Landry faces disciplinary action for a comment he made off-duty on a private Facebook page — a comment that became public when someone else shared it, Esman, said.
Esman wouldn’t give details because Landry’s hearing is still pending, the ACLU is not involved in it “and it’s not at all relevant other than it leaves him in a position where he doesn’t know what he can or cannot say in the future.”
The policy, copied in the lawsuit, forbids any police department employee from posting, responding to, sharing, liking, tagging or commenting on any social networking site to anything about the department or anything “which will give a negative view towards the City of Abbeville, the Abbeville Police Department or its employees.”
“Negative view” is defined as “any insulting, disrespectful, profane or derogatory Post, Comment, Private Message, “Like”, Share or Photograph directed towards the City of Abbeville, the Abbeville Police Department, its officials, employees or citizens.”

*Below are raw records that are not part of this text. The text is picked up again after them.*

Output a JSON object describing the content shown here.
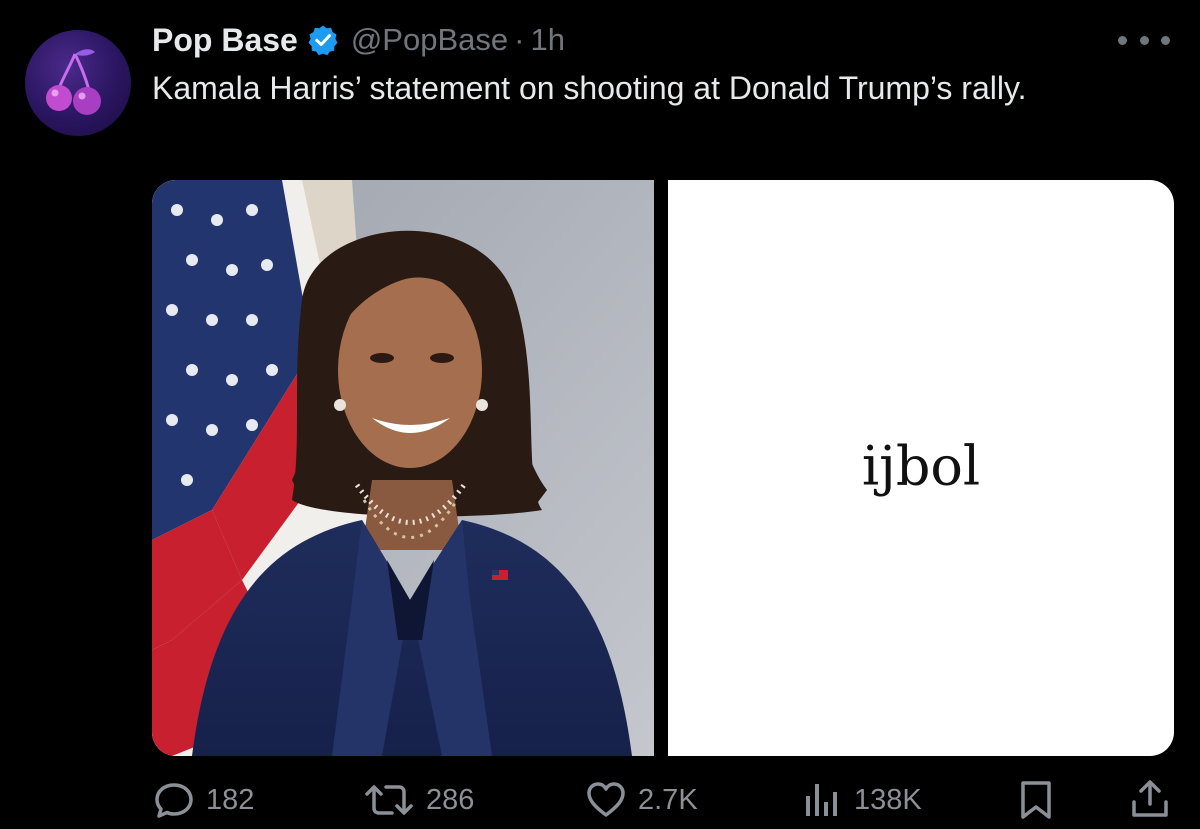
{
  "tweet": {
    "display_name": "Pop Base",
    "handle": "@PopBase",
    "separator": "·",
    "time": "1h",
    "text": "Kamala Harris’ statement on shooting at Donald Trump’s rally."
  },
  "media": {
    "card_text": "ijbol"
  },
  "stats": {
    "replies": "182",
    "reposts": "286",
    "likes": "2.7K",
    "views": "138K"
  },
  "colors": {
    "background": "#000000",
    "text_primary": "#e7e9ea",
    "text_secondary": "#71767b",
    "verified_blue": "#1d9bf0"
  },
  "icons": {
    "avatar": "cherries-logo",
    "verified": "verified-badge-icon",
    "more": "more-dots-icon",
    "reply": "reply-icon",
    "repost": "repost-icon",
    "like": "heart-icon",
    "views": "views-chart-icon",
    "bookmark": "bookmark-icon",
    "share": "share-icon"
  }
}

Esman said, “That leaves it up to the mayor and police chief to interpret, based on their own standards of what might make the city look bad.”
“Social networking sites have become a forum for both local issues of great importance as well national and international importance,” the lawsuit stated, comparing the city’s policy to foreign governments restricting Twitter feeds by dissidents.
“This type of restriction strikes at the very core of First Amendment rights and is antithetical to the values of a free society,” it said.
My thoughts…can the city and police chief make a policy that limits what city employees can say and do on social media? Sure they can. But the question is, how far can that policy stretch and to what degree can the policy restrict first amendment rights?
I believe that the city is going to be on the losing end of this one since the policy is so open to personal beliefs and interpretation. Think of it this way….
You go to Abbeville as a tourist and check-in to a local restaurant and order a meal. You then proceed to have the worst customer service experience, horrible food and get sick. Like everyone does nowadays, you tell your social media audience about your experience.
Next thing is a city employee sees your post, has had a similar experience at the same restaurant and “likes” your post or shares it.
According to the policy…that employee can face discipline.
How about a local person complaining about a pothole and a city employee says, “It’s a brutal spot to be driving. Hopefully it get’s fixed.”
All I can say is, I’m glad I don’t work for Abbeville or I could end up losing my job over this post.
All this policy does is takes away from progress, openness and transparency. Allow your people to shine and they will. Give them guidance and training and I bet you’ll find that they do incredible things for your town’s reputation. Have a policy like this and you might just get the opposite reaction.